LA GENNIA TRANSFORMÉE EN VENT


Un vieillard possédait pour tout bien un arc. Il appela son fils unique et le lui donna en lui disant : « Je suis trop vieux pour m’en servir prends-le et sers-t-en ». Il partit à la chasse.

Une gennia faisait paître dans la brousse son bœuf, qui était comme un Koba[1] très grand. Le jeune homme en eut peur. En rentrant il dit à son père : « Je n’ai vu qu’un grand Koba et je n’ai pas osé tirer ». Le père lui dit : « Tu n’es bon à rien ».

Le lendemain, il retourna à la chasse, le vent souffla, la pluie vint, le Koba aussi, mais il n’osa pas tirer. Il le dit à son père qui répondit : « Si demain tu vois le Koba et que tu ne le tires pas, ne rentre pas chez moi ».

Le lendemain, le jeune homme tira le Koba et le blessa. La gennia accourut furieuse et cria : « Quel est le méchant qui a blessé mon bœuf ? Ce ne peut être que le fils du vieux chasseur ». Elle courut pour le prendre, mais il grimpa dans un arbre : la gennia ne le vit pas et rentra chez elle. Le jeune homme revint chez lui, mais la gennia l’aperçut et se mit à sa poursuite. Ils coururent toute une journée.

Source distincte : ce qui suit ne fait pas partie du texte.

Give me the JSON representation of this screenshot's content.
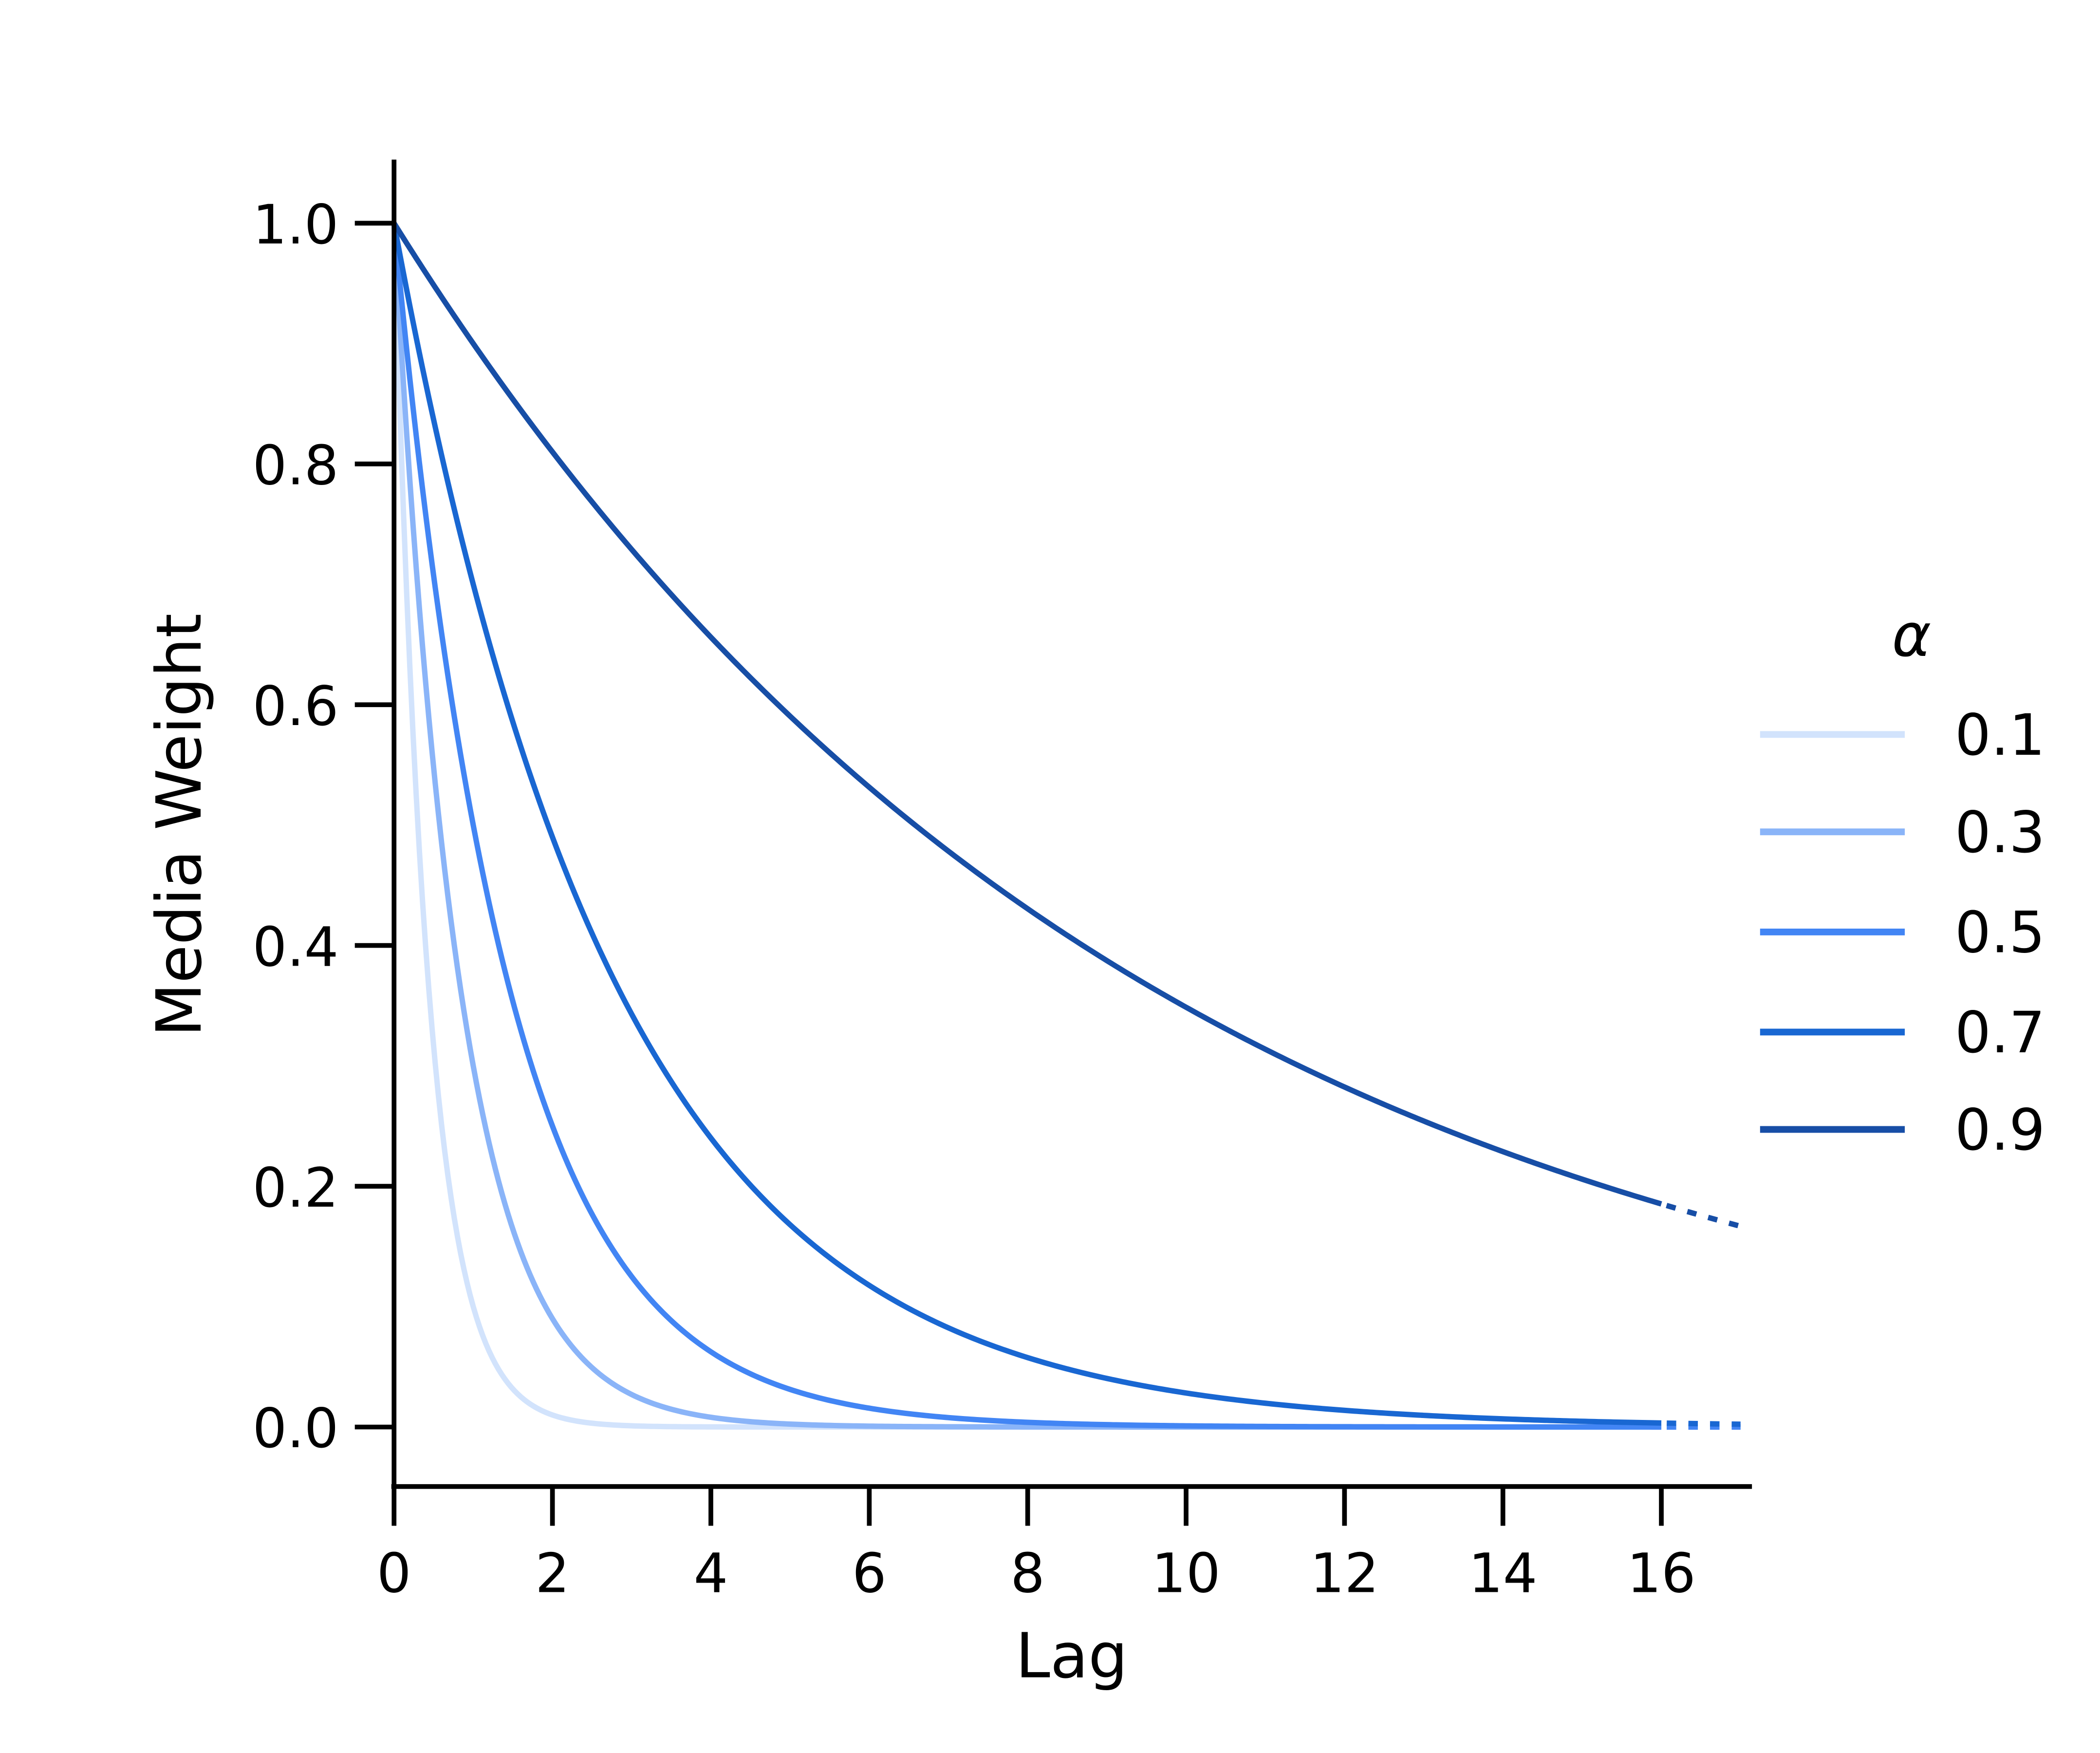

Comme il passait à côté d’une troupe de jeunes filles qui dansaient dans la brousse, elles lui crièrent : « Pourquoi cours-tu ? ». Il répondit : « Une diablesse me poursuit, plus grande que tout ». Les jeunes filles lui dirent : « Reste avec nous : qui est plus fort que nous ? » Il continua sa course.

La gennia survint et leur demanda : « Vous n’avez pas vu le jeune homme qui a blessé mon bœuf ? » « Oui, dirent les filles, mais il est passé ». « Puisque vous ne l’avez pas arrêté, dit la gennia, vous aurez chacune une maladie différente ». Les unes eurent les mains contractées, d’autres devinrent fourmis, serpents. La gennia continue à courir.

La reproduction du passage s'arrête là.